Here's why the results look odd: the scrapers have an optimization where if a record hadn't changed they don't send it to VIAL at all.

Discussed here: https://discord.com/channels/799147121357881364/813861006718926848/859865627191410700

One possible solution: teach the scrapers to send a special minimal document that tells VIAL "this location is still in the feed but has not changed since last time"

Maybe a special shape of document that gets sent to /api/importSourceLocations - {"source_name": "blah", "source_uid": "blah:123", "unchanged": true} could work

This could be used to populate a last_seen_at column.
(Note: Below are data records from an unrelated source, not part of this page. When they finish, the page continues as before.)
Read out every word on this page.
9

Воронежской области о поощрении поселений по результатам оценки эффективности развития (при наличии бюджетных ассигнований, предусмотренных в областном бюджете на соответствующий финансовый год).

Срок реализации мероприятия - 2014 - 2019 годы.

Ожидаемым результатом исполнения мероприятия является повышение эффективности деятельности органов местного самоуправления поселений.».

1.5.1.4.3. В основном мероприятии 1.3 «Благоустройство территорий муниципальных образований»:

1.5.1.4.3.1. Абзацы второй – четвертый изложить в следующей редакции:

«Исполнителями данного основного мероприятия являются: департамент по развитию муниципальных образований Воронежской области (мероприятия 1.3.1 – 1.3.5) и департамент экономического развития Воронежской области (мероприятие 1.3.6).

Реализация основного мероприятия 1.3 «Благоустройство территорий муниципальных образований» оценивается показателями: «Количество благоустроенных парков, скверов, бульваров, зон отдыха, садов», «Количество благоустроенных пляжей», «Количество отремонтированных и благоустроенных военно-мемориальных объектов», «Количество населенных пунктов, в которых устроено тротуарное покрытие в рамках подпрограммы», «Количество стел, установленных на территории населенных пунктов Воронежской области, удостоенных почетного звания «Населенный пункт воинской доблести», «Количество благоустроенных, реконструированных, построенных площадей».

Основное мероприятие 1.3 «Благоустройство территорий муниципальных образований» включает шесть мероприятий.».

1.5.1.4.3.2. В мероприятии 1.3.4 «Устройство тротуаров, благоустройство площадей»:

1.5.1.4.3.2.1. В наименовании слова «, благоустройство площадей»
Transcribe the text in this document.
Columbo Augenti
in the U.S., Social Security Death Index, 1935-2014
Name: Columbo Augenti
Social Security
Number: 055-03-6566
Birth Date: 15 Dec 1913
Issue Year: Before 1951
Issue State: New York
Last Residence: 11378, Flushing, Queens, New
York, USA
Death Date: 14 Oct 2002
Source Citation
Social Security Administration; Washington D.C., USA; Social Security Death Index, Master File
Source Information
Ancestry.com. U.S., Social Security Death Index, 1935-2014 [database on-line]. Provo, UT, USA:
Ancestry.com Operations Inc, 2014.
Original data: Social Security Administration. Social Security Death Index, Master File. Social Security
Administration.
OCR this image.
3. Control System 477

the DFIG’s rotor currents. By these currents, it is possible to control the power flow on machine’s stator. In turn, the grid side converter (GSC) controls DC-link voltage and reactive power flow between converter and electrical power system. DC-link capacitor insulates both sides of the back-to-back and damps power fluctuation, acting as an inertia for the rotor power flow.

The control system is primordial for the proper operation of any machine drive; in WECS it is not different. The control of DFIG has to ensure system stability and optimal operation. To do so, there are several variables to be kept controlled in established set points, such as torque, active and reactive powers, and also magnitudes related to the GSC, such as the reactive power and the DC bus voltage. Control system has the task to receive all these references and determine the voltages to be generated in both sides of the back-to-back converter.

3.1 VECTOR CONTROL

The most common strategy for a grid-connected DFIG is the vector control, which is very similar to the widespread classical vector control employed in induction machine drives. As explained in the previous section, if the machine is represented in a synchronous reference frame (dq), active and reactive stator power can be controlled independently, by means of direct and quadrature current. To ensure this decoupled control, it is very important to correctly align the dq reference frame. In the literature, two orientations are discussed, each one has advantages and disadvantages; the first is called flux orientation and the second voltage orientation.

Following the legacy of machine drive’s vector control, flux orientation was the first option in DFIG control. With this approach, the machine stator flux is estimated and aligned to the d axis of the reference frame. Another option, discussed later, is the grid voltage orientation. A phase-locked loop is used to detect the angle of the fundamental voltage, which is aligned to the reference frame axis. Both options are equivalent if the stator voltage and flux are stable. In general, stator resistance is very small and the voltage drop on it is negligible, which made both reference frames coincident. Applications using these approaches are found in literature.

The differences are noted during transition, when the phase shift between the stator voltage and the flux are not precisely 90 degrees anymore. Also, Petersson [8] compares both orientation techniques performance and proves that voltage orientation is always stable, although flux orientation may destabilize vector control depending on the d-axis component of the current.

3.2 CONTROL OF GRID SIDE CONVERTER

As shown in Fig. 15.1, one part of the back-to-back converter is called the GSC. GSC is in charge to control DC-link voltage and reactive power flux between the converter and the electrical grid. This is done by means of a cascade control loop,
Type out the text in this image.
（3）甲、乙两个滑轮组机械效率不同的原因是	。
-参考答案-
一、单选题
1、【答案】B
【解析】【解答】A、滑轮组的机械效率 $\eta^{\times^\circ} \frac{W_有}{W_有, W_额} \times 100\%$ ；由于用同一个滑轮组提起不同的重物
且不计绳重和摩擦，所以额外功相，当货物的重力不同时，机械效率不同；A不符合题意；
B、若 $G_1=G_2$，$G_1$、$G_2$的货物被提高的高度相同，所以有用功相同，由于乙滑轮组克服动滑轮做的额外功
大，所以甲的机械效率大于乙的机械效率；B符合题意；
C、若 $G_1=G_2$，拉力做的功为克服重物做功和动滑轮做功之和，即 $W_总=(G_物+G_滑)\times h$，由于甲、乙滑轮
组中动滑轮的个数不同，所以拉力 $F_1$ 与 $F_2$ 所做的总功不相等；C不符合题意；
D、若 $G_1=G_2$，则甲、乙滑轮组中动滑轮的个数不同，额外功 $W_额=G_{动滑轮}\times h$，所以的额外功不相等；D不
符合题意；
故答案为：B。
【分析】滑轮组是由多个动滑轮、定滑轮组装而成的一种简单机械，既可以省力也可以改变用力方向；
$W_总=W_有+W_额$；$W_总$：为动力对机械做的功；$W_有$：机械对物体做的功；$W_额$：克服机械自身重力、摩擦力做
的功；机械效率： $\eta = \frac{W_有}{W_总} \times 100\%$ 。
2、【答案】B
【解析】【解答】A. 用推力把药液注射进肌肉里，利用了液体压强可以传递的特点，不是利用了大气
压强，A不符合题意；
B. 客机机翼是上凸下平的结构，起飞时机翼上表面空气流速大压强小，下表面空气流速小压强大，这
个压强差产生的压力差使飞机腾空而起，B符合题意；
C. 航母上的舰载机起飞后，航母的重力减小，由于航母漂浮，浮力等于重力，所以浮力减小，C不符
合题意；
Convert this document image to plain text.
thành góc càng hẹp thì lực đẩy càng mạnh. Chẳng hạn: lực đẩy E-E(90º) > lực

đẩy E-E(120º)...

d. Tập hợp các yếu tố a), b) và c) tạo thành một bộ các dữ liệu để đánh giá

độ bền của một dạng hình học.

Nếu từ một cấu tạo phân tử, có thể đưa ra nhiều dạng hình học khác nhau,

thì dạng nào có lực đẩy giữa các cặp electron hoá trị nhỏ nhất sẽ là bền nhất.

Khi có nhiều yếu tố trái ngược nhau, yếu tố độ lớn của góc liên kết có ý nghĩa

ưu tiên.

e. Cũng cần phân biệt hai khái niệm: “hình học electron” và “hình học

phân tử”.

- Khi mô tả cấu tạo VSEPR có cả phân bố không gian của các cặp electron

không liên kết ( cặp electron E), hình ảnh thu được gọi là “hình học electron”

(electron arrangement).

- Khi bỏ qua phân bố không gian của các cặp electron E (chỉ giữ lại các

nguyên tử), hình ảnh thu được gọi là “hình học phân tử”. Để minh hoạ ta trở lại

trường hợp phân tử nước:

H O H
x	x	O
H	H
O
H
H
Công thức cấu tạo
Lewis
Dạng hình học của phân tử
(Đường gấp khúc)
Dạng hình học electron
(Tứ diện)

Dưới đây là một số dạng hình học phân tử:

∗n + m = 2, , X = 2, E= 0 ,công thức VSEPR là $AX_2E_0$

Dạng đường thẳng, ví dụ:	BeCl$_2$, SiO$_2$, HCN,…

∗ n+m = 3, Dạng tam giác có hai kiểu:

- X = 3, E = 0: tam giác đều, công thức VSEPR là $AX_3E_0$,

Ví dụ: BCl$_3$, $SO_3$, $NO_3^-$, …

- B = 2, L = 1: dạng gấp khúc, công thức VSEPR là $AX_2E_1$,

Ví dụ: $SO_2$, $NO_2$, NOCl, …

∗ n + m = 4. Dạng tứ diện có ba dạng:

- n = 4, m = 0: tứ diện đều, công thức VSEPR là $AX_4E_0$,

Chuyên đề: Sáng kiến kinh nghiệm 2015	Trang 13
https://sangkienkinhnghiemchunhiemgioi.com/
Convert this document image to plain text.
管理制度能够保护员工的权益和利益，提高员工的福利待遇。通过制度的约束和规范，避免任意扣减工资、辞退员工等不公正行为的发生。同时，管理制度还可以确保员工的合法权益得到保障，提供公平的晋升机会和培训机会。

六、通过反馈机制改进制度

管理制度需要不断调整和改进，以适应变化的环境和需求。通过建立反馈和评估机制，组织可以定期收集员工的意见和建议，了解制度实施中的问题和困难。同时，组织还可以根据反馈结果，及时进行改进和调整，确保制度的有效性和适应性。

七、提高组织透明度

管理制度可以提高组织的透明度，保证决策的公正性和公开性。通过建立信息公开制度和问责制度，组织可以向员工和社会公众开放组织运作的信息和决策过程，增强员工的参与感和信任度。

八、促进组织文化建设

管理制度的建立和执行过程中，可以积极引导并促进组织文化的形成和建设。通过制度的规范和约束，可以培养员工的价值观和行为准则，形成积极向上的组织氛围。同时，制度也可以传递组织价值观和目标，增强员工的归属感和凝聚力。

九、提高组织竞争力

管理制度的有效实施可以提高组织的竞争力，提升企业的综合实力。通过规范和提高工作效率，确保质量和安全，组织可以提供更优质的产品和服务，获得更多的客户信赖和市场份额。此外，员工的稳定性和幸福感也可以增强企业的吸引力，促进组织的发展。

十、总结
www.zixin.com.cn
simonw commented 3 years ago

I feel pretty good about this as a way for us to start reliably removing locations that are no longer active - we can back it up with a dashboard showing "recently deactivated locations", plus some kind of manual override for it we want to keep a location live even if a feed has stopped returning it.

Maybe we have an allow-list or scrapers that we trust and cause locations to be automatically deactivated - vaccinefinder_org for example.

And a human review queue for locations that go missing from other less trusted scrapers.